Working as a “tag-team,” Jim started with some thoughts on the current environment for investors. The access to information on the internet and the 24 hour a day business TV programs has somewhat leveled the field for private investors relative to the professional investor. The success of high-profile investors such as Warren Buffet and George Soros has not been in their ability to pick stocks, but in their ability to see the big picture and to see trends that will affect investments in the future. To be a successful investor in the long-term, you must be cognizant of the impact of government actions.
John then jumped in and said that over recent history, the 125 days leading up to a mid-term election have produced mixed results—six times the market was up and six times it was down; however, in the 125 days after the last twelve mid-term election where in every case the market was up. This is because the markets hate uncertainty and after an election, the uncertainty is reduced. For 2006-2008, personal finances will be affected by a number of political facts and trends:
- President Bush is going into his last two years in office with no heir-apparent. He has lost political capital in Congress in addition to being a “lame duck.”
- The Democrats may gain seats in the 2006 elections.
- Only one time since Republican Rutherford B. Hayes succeeded Republican Ulysses S. Grant in 1877, has the party of a sitting two-term President retained the presidency in the next election—that was when George H. W. Bush succeeded Ronald Reagan in 1989. Thus, it may be likely that the Democrats will win the presidency in 2008.
- Taxes are too high but Congress will not control spending so taxes are likely to go up.
- State and local taxes will continue to go up as programs are shifted from the federal budget to state and local governments. Infrastructure needs will have to be funded.
- The economy is going to face pressures in 2006, including higher inflation, interest rate increases by the Fed, declining home sales, increased cost of materials, and increased cost of oil.
- The next recession is likely to be demand driven as consumer spending declines due to reduced discretionary income.
- We are facing a loss of control of our own economy—for the first time, more corporate dividends are being paid to foreign investors than to domestic shareholders.
- Debt service is consuming a major part of disposable income.
- Savings is down.
- Foreclosures are up 68%.
- As increasing numbers of Americans are retiring, it is of concern that income of $25,700 or more puts one in the top 25% of income for those over 65 and that the retirement saving of the average American only totals $25,000.

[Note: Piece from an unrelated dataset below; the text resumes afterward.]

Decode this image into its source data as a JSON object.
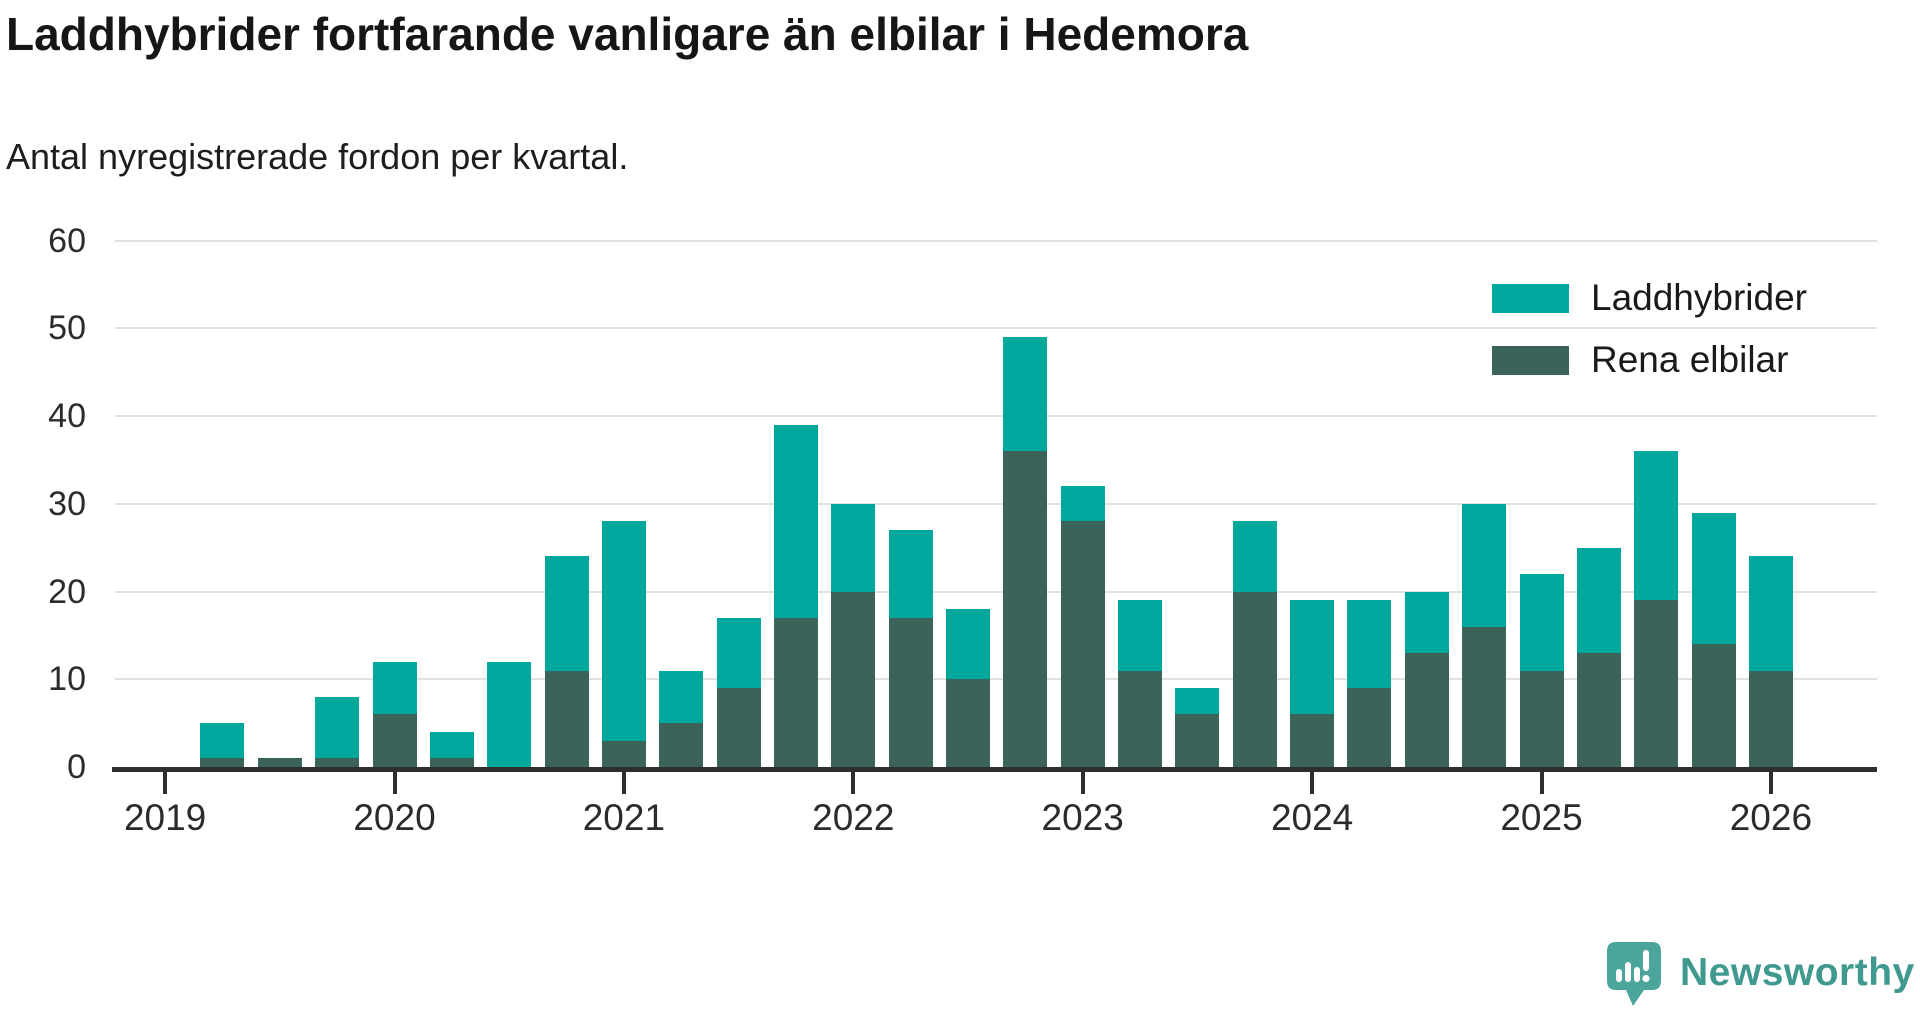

- As a debtor nation, we have little control over much investment capital—if foreign nations started dumping our debt, our interest rates could skyrocket.
Jim then jumped back in for some prescriptions: keep investments well diversified, watch for investments that will still do well, maintain good cash reserves, and get good tax advice.
In questions and answers, Jim and John said that the housing sector would go down, inflation protection securities should be considered, and commodities (particularly construction materials) will likely go up. International diversification of portfolios should be increased. An increase in the tax on gasoline would increase gas taxes, reducing demand for gasoline and reducing the price of oil. Investments in alternative fuels might be considered. The liability for unfunded government pensions is enormous and the federal government should follow the lead of industry and move to defined contribution rather than defined benefit plans. Much of the federal budget is devoted to debt service and spending must be curtailed, programs must be cut or eliminated, and debt and interest must be reduced. It was interesting to note later in the day that a number of investors, having not been privy to today’s program, went on a stock buying spree that raised the Dow by 195 points for a 1.8% gain, the NASDAQ by 2.0%, and S&P 500 by 1.7%--all on news that the Fed may be near the end of its rate-tightening campaign.